The move was experimental initially, but offensive lineman Zach Fulton was an easy sell. When the Chiefs asked him to spend a few training-camp practices playing center — rather than his usual spot at guard — the attraction was obvious.
The move offered Fulton a chance to become more versatile. It presented more avenues toward getting — and staying — on the field. It bettered the odds of a long-lasting NFL career.
The proof? That’s his 2017 season in a nutshell.
Fulton has moved across the offensive line this year, but after a season-ending injury to center Mitch Morse, his permanent home is in the middle of the line. That’s where he will set up Saturday, when the Chiefs open the postseason against the visiting Tennessee Titans.
“You just want to be on the field,” Fulton said. “It’s not that much different, honestly, than playing guard. It’s just a little bit different technique-wise on some plays, but other than that, it’s pretty much the same.”

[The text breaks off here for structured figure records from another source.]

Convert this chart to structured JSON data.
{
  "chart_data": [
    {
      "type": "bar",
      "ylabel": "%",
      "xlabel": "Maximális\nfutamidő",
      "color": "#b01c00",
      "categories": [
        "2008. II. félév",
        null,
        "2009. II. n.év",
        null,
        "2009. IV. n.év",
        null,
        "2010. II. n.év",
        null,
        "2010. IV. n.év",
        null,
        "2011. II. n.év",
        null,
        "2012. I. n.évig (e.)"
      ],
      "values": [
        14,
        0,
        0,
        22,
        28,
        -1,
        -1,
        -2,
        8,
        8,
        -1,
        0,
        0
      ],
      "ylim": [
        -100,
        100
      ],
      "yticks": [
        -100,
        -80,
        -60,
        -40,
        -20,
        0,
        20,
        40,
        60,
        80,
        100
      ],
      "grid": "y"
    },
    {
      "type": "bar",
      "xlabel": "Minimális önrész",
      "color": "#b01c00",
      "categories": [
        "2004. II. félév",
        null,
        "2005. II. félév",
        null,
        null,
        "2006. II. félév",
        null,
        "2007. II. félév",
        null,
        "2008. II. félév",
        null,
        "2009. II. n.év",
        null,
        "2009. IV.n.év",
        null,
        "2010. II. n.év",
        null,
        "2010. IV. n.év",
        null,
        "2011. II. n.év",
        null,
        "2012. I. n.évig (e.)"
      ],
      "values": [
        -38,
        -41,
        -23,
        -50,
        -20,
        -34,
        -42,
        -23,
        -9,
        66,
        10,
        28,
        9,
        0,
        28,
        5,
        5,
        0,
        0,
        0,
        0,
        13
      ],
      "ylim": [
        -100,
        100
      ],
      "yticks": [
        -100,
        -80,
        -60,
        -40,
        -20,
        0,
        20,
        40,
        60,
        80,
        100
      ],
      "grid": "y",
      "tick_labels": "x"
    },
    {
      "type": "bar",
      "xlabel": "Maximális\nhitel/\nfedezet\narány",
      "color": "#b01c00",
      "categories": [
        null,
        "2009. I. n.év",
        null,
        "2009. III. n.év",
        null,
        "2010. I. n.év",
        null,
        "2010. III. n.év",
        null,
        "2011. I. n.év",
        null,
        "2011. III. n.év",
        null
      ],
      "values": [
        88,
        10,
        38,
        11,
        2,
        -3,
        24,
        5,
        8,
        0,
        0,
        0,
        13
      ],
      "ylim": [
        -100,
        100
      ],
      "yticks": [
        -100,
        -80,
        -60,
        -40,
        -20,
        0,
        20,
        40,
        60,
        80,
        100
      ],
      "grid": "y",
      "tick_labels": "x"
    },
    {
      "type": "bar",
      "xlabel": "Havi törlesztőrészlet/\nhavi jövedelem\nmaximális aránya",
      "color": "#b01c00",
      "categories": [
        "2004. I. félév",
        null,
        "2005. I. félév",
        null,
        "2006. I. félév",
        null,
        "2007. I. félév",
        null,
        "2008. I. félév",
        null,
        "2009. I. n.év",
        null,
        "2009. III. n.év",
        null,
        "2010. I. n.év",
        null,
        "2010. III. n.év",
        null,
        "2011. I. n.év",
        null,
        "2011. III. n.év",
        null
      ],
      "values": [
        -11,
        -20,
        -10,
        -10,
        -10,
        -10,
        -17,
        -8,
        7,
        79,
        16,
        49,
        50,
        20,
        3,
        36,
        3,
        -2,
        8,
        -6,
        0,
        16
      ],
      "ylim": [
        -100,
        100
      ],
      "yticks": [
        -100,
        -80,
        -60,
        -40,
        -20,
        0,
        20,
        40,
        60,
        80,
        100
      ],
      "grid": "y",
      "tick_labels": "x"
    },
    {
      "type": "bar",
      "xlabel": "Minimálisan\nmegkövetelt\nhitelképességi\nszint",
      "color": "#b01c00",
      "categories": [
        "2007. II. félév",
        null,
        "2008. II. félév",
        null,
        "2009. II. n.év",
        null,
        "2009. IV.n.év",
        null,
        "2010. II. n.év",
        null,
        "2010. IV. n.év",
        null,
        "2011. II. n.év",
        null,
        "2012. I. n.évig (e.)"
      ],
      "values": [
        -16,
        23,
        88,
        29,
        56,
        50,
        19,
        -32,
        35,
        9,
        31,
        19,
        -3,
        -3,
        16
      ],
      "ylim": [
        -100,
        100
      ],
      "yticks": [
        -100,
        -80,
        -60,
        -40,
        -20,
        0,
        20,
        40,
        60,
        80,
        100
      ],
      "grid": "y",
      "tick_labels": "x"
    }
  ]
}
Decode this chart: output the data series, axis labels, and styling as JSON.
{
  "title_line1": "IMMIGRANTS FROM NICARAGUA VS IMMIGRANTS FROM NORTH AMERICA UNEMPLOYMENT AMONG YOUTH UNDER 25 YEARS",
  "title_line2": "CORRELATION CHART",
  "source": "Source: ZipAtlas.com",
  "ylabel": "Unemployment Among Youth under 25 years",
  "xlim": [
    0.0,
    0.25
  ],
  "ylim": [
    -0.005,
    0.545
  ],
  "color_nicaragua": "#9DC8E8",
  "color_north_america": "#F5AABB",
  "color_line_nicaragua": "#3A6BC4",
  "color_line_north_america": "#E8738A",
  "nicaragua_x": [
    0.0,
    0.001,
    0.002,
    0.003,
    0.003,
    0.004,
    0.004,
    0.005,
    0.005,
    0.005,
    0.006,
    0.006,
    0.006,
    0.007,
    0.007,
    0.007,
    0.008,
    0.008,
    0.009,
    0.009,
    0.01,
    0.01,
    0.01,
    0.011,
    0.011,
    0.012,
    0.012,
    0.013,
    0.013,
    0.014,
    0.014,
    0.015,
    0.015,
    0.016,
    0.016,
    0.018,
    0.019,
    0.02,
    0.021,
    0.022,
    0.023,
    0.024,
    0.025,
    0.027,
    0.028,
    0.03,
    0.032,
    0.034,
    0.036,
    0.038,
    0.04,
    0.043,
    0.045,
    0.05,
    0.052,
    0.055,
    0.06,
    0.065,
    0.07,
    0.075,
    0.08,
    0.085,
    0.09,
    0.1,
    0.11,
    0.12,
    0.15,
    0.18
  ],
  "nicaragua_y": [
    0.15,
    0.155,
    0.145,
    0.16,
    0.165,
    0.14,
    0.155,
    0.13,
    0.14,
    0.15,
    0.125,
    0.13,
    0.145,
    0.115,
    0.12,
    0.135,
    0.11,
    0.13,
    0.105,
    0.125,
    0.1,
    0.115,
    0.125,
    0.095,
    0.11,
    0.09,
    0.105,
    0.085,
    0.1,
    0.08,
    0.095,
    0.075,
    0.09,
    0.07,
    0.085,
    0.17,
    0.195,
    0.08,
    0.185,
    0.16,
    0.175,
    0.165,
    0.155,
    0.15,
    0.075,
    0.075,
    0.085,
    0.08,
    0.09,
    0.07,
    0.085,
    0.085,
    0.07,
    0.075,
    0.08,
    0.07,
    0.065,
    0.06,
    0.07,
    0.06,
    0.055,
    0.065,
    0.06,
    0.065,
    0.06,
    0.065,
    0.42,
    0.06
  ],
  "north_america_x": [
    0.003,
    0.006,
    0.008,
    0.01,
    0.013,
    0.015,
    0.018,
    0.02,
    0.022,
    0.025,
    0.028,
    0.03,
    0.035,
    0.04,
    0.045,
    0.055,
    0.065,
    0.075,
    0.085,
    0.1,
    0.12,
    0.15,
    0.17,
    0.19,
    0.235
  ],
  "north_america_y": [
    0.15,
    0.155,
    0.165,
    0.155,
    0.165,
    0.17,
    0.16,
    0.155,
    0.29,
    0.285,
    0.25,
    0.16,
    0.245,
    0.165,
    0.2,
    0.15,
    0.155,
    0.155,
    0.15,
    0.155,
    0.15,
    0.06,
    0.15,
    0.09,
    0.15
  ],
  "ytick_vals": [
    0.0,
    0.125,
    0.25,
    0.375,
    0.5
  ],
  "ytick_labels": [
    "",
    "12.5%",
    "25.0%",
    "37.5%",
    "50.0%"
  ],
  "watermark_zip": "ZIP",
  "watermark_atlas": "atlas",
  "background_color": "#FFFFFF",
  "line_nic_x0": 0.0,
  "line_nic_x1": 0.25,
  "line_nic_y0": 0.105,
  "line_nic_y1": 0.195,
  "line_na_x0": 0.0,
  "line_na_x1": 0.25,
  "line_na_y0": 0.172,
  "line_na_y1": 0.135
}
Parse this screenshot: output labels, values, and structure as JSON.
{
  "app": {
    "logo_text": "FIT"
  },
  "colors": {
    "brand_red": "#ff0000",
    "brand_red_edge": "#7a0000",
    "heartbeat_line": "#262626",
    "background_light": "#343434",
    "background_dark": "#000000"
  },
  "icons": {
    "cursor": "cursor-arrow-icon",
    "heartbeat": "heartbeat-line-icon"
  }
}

When the Chiefs drafted Fulton out of Tennessee in the sixth round in 2014, he had never played a game at center. Although it was an adjustment in the aforementioned 2015 training camp — after he spent his rookie season starting at guard — playing the position has become “second nature” now, he said.
From the Chiefs’ perspective, it’s appeared to be a relatively seamless transition from Morse to Fulton. After Fulton took over late in the year, the Chiefs responded with a three-game winning streak, running for 442 yards over that time span. Fulton sat out Sunday.
Well, it’s appeared seamless. In reality, Morse and Fulton can play the same position, but they attack the responsibilities a bit differently. Whereas Morse is noted for being quick on his feet — allowing him to pull on running plays — Fulton’s strength is brute power.
“There are certain things the center would do (differently), but that’s all,” Fulton said. “But on a basic inside-zone play, it’s the same footwork more times than not (and the) same key points to getting the job done.”
The pass protection can demand a tweak in approach. A center often turns into the rover of the offensive line on passing downs, pitching in wherever help is needed.
That’s where his experience over the past few seasons — a lot of it during practice — has come in handy.
“With Zach, there’s a reliability,” Chiefs offensive coordinator Matt Nagy said. “For us as coaches and for the quarterbacks, just kind of knowing as a backup center (he can) come in and replace Mitch, there’s not a lot of thinking going on. Zach comes in. He’s been there, done that. He’s a smart guy. We get up to the line of scrimmage, and we roll. So there’s a comfort level with him in there, being able to come in as a backup.”
Fulton will be a key player on Saturday. Titans defensive lineman Jurrell Casey has made back-to-back Pro Bowls. He has six sacks.
“He’s crafty. He likes to get to the quarterback. He has a lot of good moves on the inside,” Nagy said of Casey. “So our guys on the interior will have to be focused on that.”